Lewis posted on her TikTok page that the withdrawal of support from the Seattle Kraken left her confused. She said she was initially encouraged by the team to post her videos about Alexander Wennberg. Now, she said, the team account has unfollowed her.

The comments under the Seattle Kraken’s TikToks as well as the Wennbergs’ Instagram posts were flooded with people taking sides in the situation.

Some remarked how they only got into hockey because of Lewis and that Lewis gave the team exposure.

Others took it a step further and sent hate toward the Wennbergs, criticizing Felicia Wennberg for showing Lewis’ name in one of her Instagram Stories and alleging she used BookTok for clout until it no longer served her. A few accused her of being insecure and disingenuous about her concerns, pointing out that she had shared a screenshot of a Lewis’ video from April. Some also cited a social media post where she had praised BookTok’s love for her husband. 

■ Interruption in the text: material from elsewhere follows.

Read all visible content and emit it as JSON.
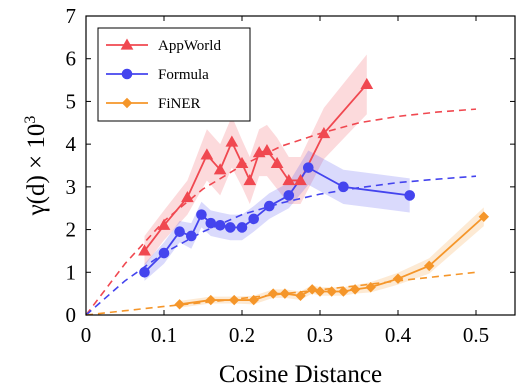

Felicia Wennberg responded to some criticism in another Instagram Story posted on Sunday. 

“I understand people are confused by the timing of my statement but while the creator is hung up on it being 4 months since she posted the video, she and her following seem unable to grasp that the video continued to show up in our life on a daily basis,” she wrote.

How BookTok ended up so divided

People often feel defensive or combative when they feel like their fandom is under attack, as it can feel like a judgment on their values or character, Maddox said.

Parasocial relationships to creators like Lewis, as well as players like Wennberg, can also create situations in which people cross the boundaries of acceptable fan behavior. 

I can understand wanting to throw up your defenses and even go on the offensive. But everything we do online has really real offline consequences

-Dr. Jessica Maddox, assistant professor at the University of Alabama

“You feel loyalty to a creator who you think is going through an unfair time or you think your community is under attack,” Maddox said. “I can understand wanting to throw up your defenses and even go on the offensive. But everything we do online has really real offline consequences.”

Kraken fans likely conflated the Wennbergs’ condemnation of sexual harassment as an attack on the hockey romance community, Maddox said.

Some BookTokers felt compelled to defend Lewis, who represents the joint fandom of BookTokers and hockey enthusiasts. Others made TikToks firmly denouncing Lewis and her followers’ behavior. Several expressed concern that the wider community was being blamed for a situation that a niche group participated in. 

Alvarez, the BookToker who has been vocal about the saga, hopes that people outside of BookTok don’t generalize the community because of this incident. She reiterated that the community is diverse and has a variety of people with different interests.

“There is a community there that is beautiful to explore," she said, "and that feel that this entire situation and the behaviors that were exhibited throughout are not acceptable for our community and the community that we represent."